Na Rússia da revolução de 1917 a arte e a literatura estavam cada vez mais próximas da experiência social. Com a morte de Lenin (1924) e a ascensão de Stalin ao poder, o realismo socialista passou a definir o estilo oficial para a função dos artistas e dos escritores na construção da sociedade soviética. Figuras extraordinárias, como Vladimir Propp (filólogo), Serguei Prokotiev (compositor), Marc Chagall (artista plástico), Serguei Eisenstein (cineasta) e Lev Vygotsky (psicopedagogo), passaram a ter suas criações consideradas incompatíveis com a nova ordem coletivista.
O espaço de expressão reduziu-se intensamente para autores que trabalhavam obras livres de condicionamentos políticos e culturais. Até o poeta Maiakovski, que era fortemente engajado no projeto revolucionário, e que, na tentativa de não ser excluído chegou a se filiar à Associação Russa de Escritores Proletários, cometeu suicídio (1930) no apartamento comunitário onde morava, data considerada também como o tempo de morte da Vanguarda Russa.
Máximo Gorki criou um refúgio para escritores apontados como destoantes da doutrina estabelecida. Ao tratar desse assunto, Orlando Figes ressalta que após a morte de Maiakovski os soviéticos retomaram as tradições nacionalistas do século XIX, adequando-as ao triunfalismo do que seria a autovalorização russa. Paralelo a isso, ganhavam projeção obras de ficção científica que apresentassem a utopia comunista se realizando, mesmo que em um futuro distante da Terra, como em Andrômeda (1957), de Ivan Efremov.
Figes relata que artistas como Stravinski construíram no exílio uma imagem cosmopolita, sem, no entanto, deixar morrer suas dolorosas almas russas. A rejeição de Stravinski ao que o regime soviético fez com a arte foi tamanha que ele passou a negar seu maior feito, que foi o de lançar mão da música popular russa como elemento de estilo inovador nos palcos. “O balé era exatamente o que Stravinski afirmava que não era: uma expressão direta da música e da cultura do campesinato” (p.357), comenta o historiador com relação à cantata As Bodas (1923), na qual o compositor retrata uma festa de casamento no campo.

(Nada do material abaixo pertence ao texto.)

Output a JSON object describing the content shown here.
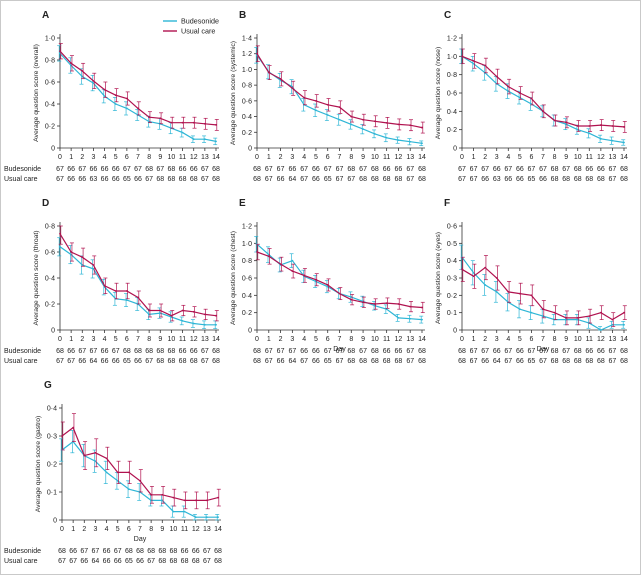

Alguns autores apaixonados pela política e pelo socialismo tentaram voltar ao país. Gorki foi um destes. Após a morte de Lenin ele procurou a reconciliação com os antigos companheiros, mas não funcionou. Ao criticar os excessos do então novo líder Josef Stalin, o escritor pode ter sofrido um ‘assassinato clínico’ (1936) ao ser hospitalizado por conta de uma gripe.
No país onde as brincadeiras de deslizar por encostas nevadas em blocos de gelo cobertos de palha viraram rodas sobre trilhos e ganharam o mundo com o nome de Montanha Russa, nada é mais vertiginoso do que o trabalho artístico e literário de criar uma comunidade nacional de valores e ideias entre os altos e baixos de uma cultura de muitos horizontes.
O livro de Figes, publicado originalmente como Natasha’s Dance (2002), mostra como a arte e a literatura transita por sinais, símbolos, códigos, rituais, gestos e atitudes comuns que, visível ou invisivelmente, firmam o significado público de uma sociedade. Uma História Cultural da Rússia, encerra seu percurso com a desintegração da URSS (1991). É uma obra de interpretação cultural muito bem escrita e recomendável [Final].